Leo una novela breve de Milan Kundera, titulada “La lentitud”. Se trata de un libro de apenas 170 páginas en el que se entremezclan una historia que transcurre en el siglo XVIII en un castillo francés, extraída de un relato poco conocido titulado “Point de lendemain” de Vivant Denon, con una visita que el propio autor y su mujer hacen al mismo castillo reconvertido en hotel en el siglo XX.
El contraste entre esos dos siglos va apareciendo a lo largo de la novela, pero Kundera pone el énfasis fundamentalmente en la diferencia de velocidad. Los amantes del siglo XVIII llegan al castillo en una calesa, mecidos suavemente por el balanceo lento del carruaje, mientras el autor y su mujer acceden en coche, por una carretera secundaria en la que otros vehículos muestran su ansiedad por la dificultad de adelantarles debido al tráfico en sentido inverso.
Y es esa diferencia de velocidades la que marca el sentido de la historia.
A pesar de la dificultad que entraña hacer valoraciones generales y etiquetar periodos históricos, creo que es innegable que en nuestra época todo va cada vez más rápido. En la sociedad actual en general, y en ‘la urbanita’ en particular, la prisa por llegar, el aprovechamiento del tiempo, la velocidad de procesamiento de los ordenadores, hacer ‘zapping’, no ya para poder elegir un contenido audiovisual concreto, sino para convertirse en un fin en sí mismo, un vertiginoso carrusel de imágenes, tras el que poder irnos a la cama… todo parece enfocado a valorar la rapidez de las cosas.
Por el contrario, todo lo que suponga lentitud y espera está considerado como algo incómodo y la expresión “pérdida de tiempo” tiene una connotación innegablemente negativa.

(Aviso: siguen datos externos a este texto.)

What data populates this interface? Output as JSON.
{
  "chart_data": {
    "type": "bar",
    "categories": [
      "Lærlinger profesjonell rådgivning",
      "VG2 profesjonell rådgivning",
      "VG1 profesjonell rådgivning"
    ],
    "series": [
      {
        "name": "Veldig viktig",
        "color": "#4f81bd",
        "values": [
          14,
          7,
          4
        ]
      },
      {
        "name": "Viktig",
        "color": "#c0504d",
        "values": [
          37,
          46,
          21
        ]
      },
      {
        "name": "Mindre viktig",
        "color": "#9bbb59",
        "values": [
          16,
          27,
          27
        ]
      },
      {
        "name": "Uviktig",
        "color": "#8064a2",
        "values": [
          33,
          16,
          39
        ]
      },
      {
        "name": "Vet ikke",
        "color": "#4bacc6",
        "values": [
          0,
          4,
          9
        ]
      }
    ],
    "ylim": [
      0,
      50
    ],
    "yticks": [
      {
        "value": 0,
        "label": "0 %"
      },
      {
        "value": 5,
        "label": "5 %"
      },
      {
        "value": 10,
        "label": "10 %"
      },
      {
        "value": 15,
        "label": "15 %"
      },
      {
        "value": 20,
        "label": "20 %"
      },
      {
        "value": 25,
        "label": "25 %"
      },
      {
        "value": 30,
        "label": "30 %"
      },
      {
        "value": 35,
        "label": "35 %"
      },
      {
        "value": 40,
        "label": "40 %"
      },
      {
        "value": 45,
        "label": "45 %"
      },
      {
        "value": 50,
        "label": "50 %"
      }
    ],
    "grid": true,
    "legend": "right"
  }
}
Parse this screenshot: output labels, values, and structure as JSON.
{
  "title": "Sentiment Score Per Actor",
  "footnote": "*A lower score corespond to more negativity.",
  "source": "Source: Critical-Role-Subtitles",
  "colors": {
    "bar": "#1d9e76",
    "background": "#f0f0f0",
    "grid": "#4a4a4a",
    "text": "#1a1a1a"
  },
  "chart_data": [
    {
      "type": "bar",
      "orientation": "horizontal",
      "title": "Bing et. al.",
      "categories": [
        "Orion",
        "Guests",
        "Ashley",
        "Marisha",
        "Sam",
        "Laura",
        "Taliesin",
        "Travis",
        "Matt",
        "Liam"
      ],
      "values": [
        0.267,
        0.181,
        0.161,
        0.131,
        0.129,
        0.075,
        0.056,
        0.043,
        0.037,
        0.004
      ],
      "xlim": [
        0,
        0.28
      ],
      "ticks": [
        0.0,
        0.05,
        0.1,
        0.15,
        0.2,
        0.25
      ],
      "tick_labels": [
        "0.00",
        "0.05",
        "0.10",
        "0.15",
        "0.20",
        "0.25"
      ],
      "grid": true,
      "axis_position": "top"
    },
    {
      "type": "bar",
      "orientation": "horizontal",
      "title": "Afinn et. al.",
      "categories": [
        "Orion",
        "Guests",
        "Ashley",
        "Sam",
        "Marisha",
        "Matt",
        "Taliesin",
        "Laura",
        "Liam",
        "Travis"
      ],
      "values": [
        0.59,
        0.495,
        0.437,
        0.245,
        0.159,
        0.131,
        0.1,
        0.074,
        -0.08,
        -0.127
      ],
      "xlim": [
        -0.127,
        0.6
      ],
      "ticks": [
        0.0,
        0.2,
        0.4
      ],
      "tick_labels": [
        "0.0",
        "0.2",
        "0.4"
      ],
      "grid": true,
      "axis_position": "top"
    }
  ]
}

Estar en un atasco, tener que hacer una cola, aguardar en una sala de espera… son situaciones que se hacen tediosas o estresantes.
La velocidad se ha convertido en un mecanismo de defensa que nos protege de la propia auto observación. Te obliga a estar concentrado, a vivir el momento presente, a olvidarte de las preocupaciones.
Mientras que la lentitud te permite ser reflexivo, recordar lo vivido, tomar conciencia de tus sentimientos. Y cada vez todo esto nos asusta más, nos incomoda.
Me doy cuenta de que mi vida se ha convertido en una sucesión de actividades que enganchan unas con otras de manera frenética (no significa que no tenga tiempo para tomarme unas cervezas con amigos o hacer planes con mi familia, pero esto se entremezcla con mis obligaciones en una maraña de acciones que se suceden unas a otras sin descanso).
¿Estaré tratando de vivir vivamente el presente (pero ajeno a mi vida interior) para esquivar el dolor de las pérdidas ocurridas o evitar la angustia del incierto porvenir?¿Será por eso que prefiero las trepidantes novelas urbanas de finales del siglo XIX y de todo el XX a las parsimoniosas historias de los siglos XVII y XVIII?¿Me estaré autoengañando cuando disfruto conduciendo mi viejo Opel Corsa mientras sospecho que me aburriría soberanamente viajando en una calesa dieciochesca?
Y ahora, que aún tengo recientes las imágenes de la novela de Kundera (un antiguo castillo convertido en hotel, un motociclista, un carruaje de caballos perdido en la niebla, cámaras de televisión, un coche visto por el retrovisor…), me viene a la cabeza un pensamiento que supongo es casi universal: el de desear disponer de más tiempo. No necesito tiempo para descansar y mucho menos para poder hacer más cosas. En todo caso, quizá, lo necesitaría para hacer lo que quiera que decida hacer, pero más lentamente.